Debatte um Bayerns Innenminister Herrmann:Warum Weiße nie "Neger" sagen sollten

Lesezeit: 3 Min.

Bayerns Innenminister Joachim Herrmann löste mit der Verwendung des Begriffs eine Debatte aus, die sich auch positiv entwickeln könnte. (Foto: dpa)
  • Innenminister Herrmann sagt, das Wort "Neger" gehöre nicht zu seinem Sprachgebrauch. Die Afrikanistin Marianne Bechhaus-Gerst hält die Talkshow-Szene hingegen für "entlarvend".
  • Die Geschichte des Begriffs ist die der rassistischen Unterdrückung. Wer ihn verwendet, rechtfertigt aus Sicht des Historikers Sebastian Jobs Unterwerfung und Gewalt.
  • Die Aufregung um die Äußerung des bayerischen Innenministers könnte einen Bewusstseinswandel in Deutschland andeuten.

Von Sophie Rohrmeier

Afrikanistin hält Talk-Show-Szene für "entlarvend"

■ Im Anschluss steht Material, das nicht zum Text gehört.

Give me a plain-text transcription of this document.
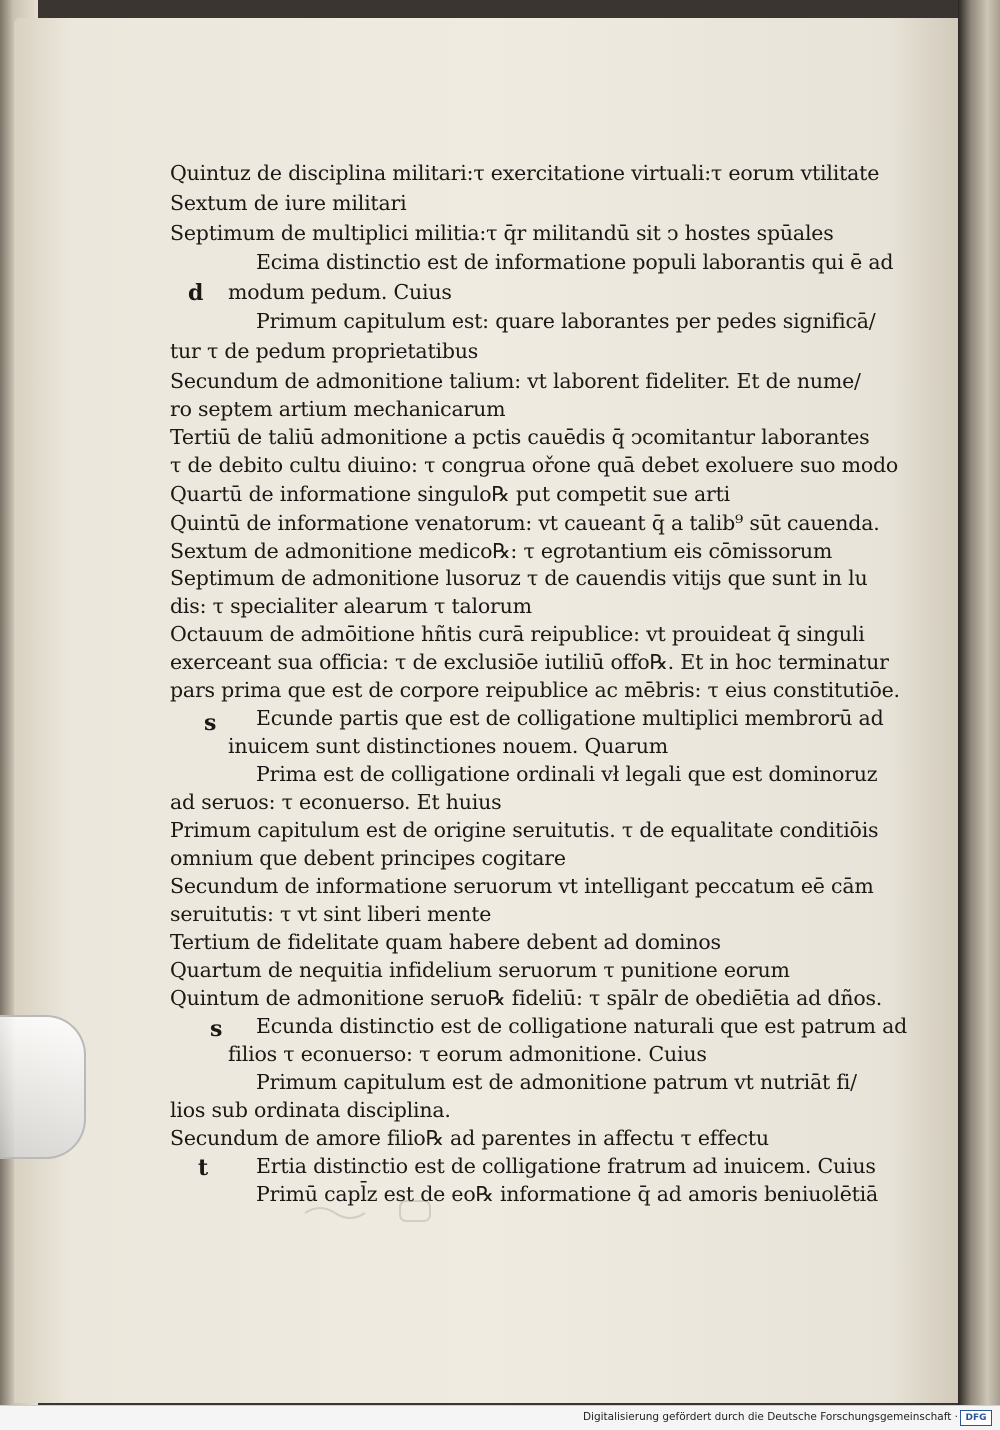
Quintuz de disciplina militari:τ exercitatione virtuali:τ eorum vtilitate
Sextum de iure militari
Septimum de multiplici militia:τ q̄r militandū sit ↄ hostes spūales
Ecima distinctio est de informatione populi laborantis qui ē ad
modum pedum. Cuius
Primum capitulum est: quare laborantes per pedes significā/
tur τ de pedum proprietatibus
Secundum de admonitione talium: vt laborent fideliter. Et de nume/
ro septem artium mechanicarum
Tertiū de taliū admonitione a pctis cauēdis q̄ ↄcomitantur laborantes
τ de debito cultu diuino: τ congrua ořone quā debet exoluere suo modo
Quartū de informatione singulo℞ put competit sue arti
Quintū de informatione venatorum: vt caueant q̄ a talib⁹ sūt cauenda.
Sextum de admonitione medico℞: τ egrotantium eis cōmissorum
Septimum de admonitione lusoruz τ de cauendis vitijs que sunt in lu
dis: τ specialiter alearum τ talorum
Octauum de admōitione hñtis curā reipublice: vt prouideat q̄ singuli
exerceant sua officia: τ de exclusiōe iutiliū offo℞. Et in hoc terminatur
pars prima que est de corpore reipublice ac mēbris: τ eius constitutiōe.
Ecunde partis que est de colligatione multiplici membrorū ad
inuicem sunt distinctiones nouem. Quarum
Prima est de colligatione ordinali vł legali que est dominoruz
ad seruos: τ econuerso. Et huius
Primum capitulum est de origine seruitutis. τ de equalitate conditiōis
omnium que debent principes cogitare
Secundum de informatione seruorum vt intelligant peccatum eē cām
seruitutis: τ vt sint liberi mente
Tertium de fidelitate quam habere debent ad dominos
Quartum de nequitia infidelium seruorum τ punitione eorum
Quintum de admonitione seruo℞ fideliū: τ spālr de obediētia ad dños.
Ecunda distinctio est de colligatione naturali que est patrum ad
filios τ econuerso: τ eorum admonitione. Cuius
Primum capitulum est de admonitione patrum vt nutriāt fi/
lios sub ordinata disciplina.
Secundum de amore filio℞ ad parentes in affectu τ effectu
Ertia distinctio est de colligatione fratrum ad inuicem. Cuius
Primū capl̄z est de eo℞ informatione q̄ ad amoris beniuolētiā
d
s
s
t
Digitalisierung gefördert durch die Deutsche Forschungsgemeinschaft · DFG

Auch wenn man die viel diskutierte Talkshow "Hart aber fair" am Montagabend gesehen hat und einmal dem bayerischen Innenminister glauben möchte, dass er den Satz "Roberto Blanco war immer ein wunderbarer Neger" rein ironisch und als Konter auf einen zuvor gesendeten Einspieler verwendet habe: Das Wort geht Joachim Herrmann ganz locker über die Lippen. Lächelnd sagt er es, er scheint sich über sein Beispiel zu freuen. Die Empörung aber ist groß. Zu Recht, sagen Wissenschaftler, denn: Wer nicht schwarz ist, kann das Wort nur rassistisch verwenden.

Später sagt Herrmann, er würde das Wort sonst nie benutzen. Marianne Bechhaus-Gerst, Afrikanistin und Politikprofessorin aus Köln, glaubt die Rechtfertigung des bayerischen Innenministers nicht: "Dafür kam das zu schnell aus ihm raus", sagt sie. Die Szene zeige, "wie weit vorne das Wort in seinem normalen Sprachgebrauch" sei. "Das halte ich für entlarvend." Selbst Ironie kann das nicht retten.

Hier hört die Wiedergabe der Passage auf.